One of my favourite filmmaking techniques used in Rye Lane is a wide-angle lens that stretches the sides of the frame and makes the centre appear larger. This lens, along with a dynamic camera, gives really nice shots of Yas and Dom moving through the alleys and streets of London, it gives the impression that these characters are going on a journey together, is also adds to the whimsical atmosphere of the film.
Rye Lane’s soundtrack is an eclectic mix of slow pop music, rap songs and peaceful, melodic tones. The music does a great job of enhancing each scene and contributes to the chaotic vibe of the film. The film’s colour absolutely pops without being garish or hard to look at, adding to the unique and joyful feel of the movie.

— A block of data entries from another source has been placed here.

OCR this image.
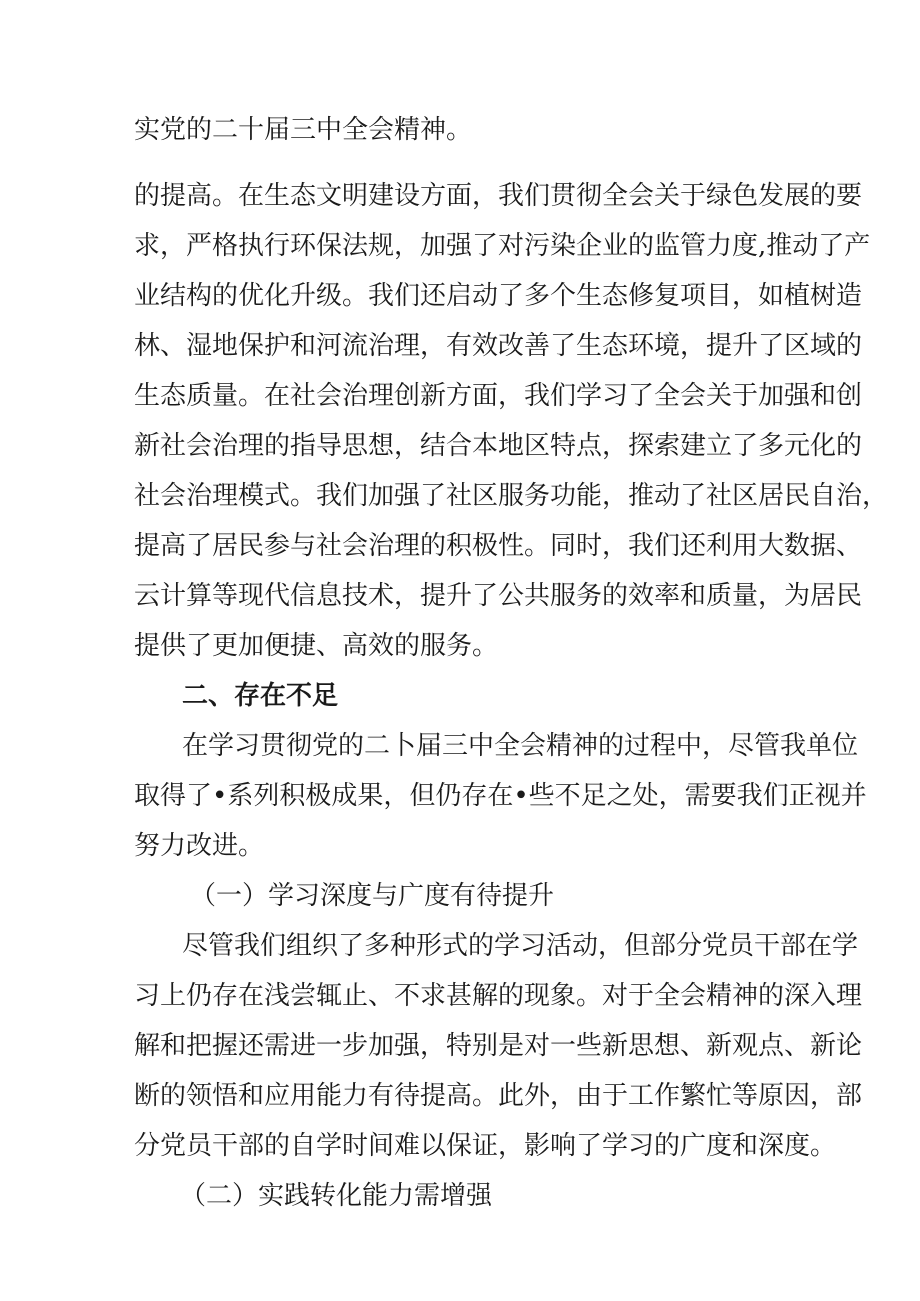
实党的二十届三中全会精神。

的提高。在生态文明建设方面，我们贯彻全会关于绿色发展的要

求，严格执行环保法规，加强了对污染企业的监管力度,推动了产

业结构的优化升级。我们还启动了多个生态修复项目，如植树造

林、湿地保护和河流治理，有效改善了生态环境，提升了区域的

生态质量。在社会治理创新方面，我们学习了全会关于加强和创

新社会治理的指导思想，结合本地区特点，探索建立了多元化的

社会治理模式。我们加强了社区服务功能，推动了社区居民自治，

提高了居民参与社会治理的积极性。同时，我们还利用大数据、

云计算等现代信息技术，提升了公共服务的效率和质量，为居民

提供了更加便捷、高效的服务。

二、存在不足

在学习贯彻党的二卜届三中全会精神的过程中，尽管我单位

取得了•系列积极成果，但仍存在•些不足之处，需要我们正视并

努力改进。

（一）学习深度与广度有待提升

尽管我们组织了多种形式的学习活动，但部分党员干部在学

习上仍存在浅尝辄止、不求甚解的现象。对于全会精神的深入理

解和把握还需进一步加强，特别是对一些新思想、新观点、新论

断的领悟和应用能力有待提高。此外，由于工作繁忙等原因，部

分党员干部的自学时间难以保证，影响了学习的广度和深度。

（二）实践转化能力需增强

Every aspect of filmmaking that went into Rye Lane is cohesive and makes for such a good viewing experience. The shot composition, framing, sound design/music, costumes and performances all complement each other. I’ve mentioned the vibe/atmosphere of the movie several times, and that’s a result of everything working together perfectly, it’s as if the director is perfectly guiding you through this experience and, without any effort, you totally understand what the movie is going for.
Another one of the elements of Rye Lane that I enjoyed a lot was the flashbacks that took the character into the scenario that they were describing. One in particular feels like a stage play, with the framing of the scene making you feel like you’re in the audience of a live performance. 
Rye Lane is a major step in a fresh, new direction for the genre. Hopefully, in the coming years, we will see a sort of renaissance of RomComs, where directors use their vision to not only deliver good romance and good jokes but also a unique viewing experience worthy of Academy Awards. But, for now, Rye Lane is enough for me.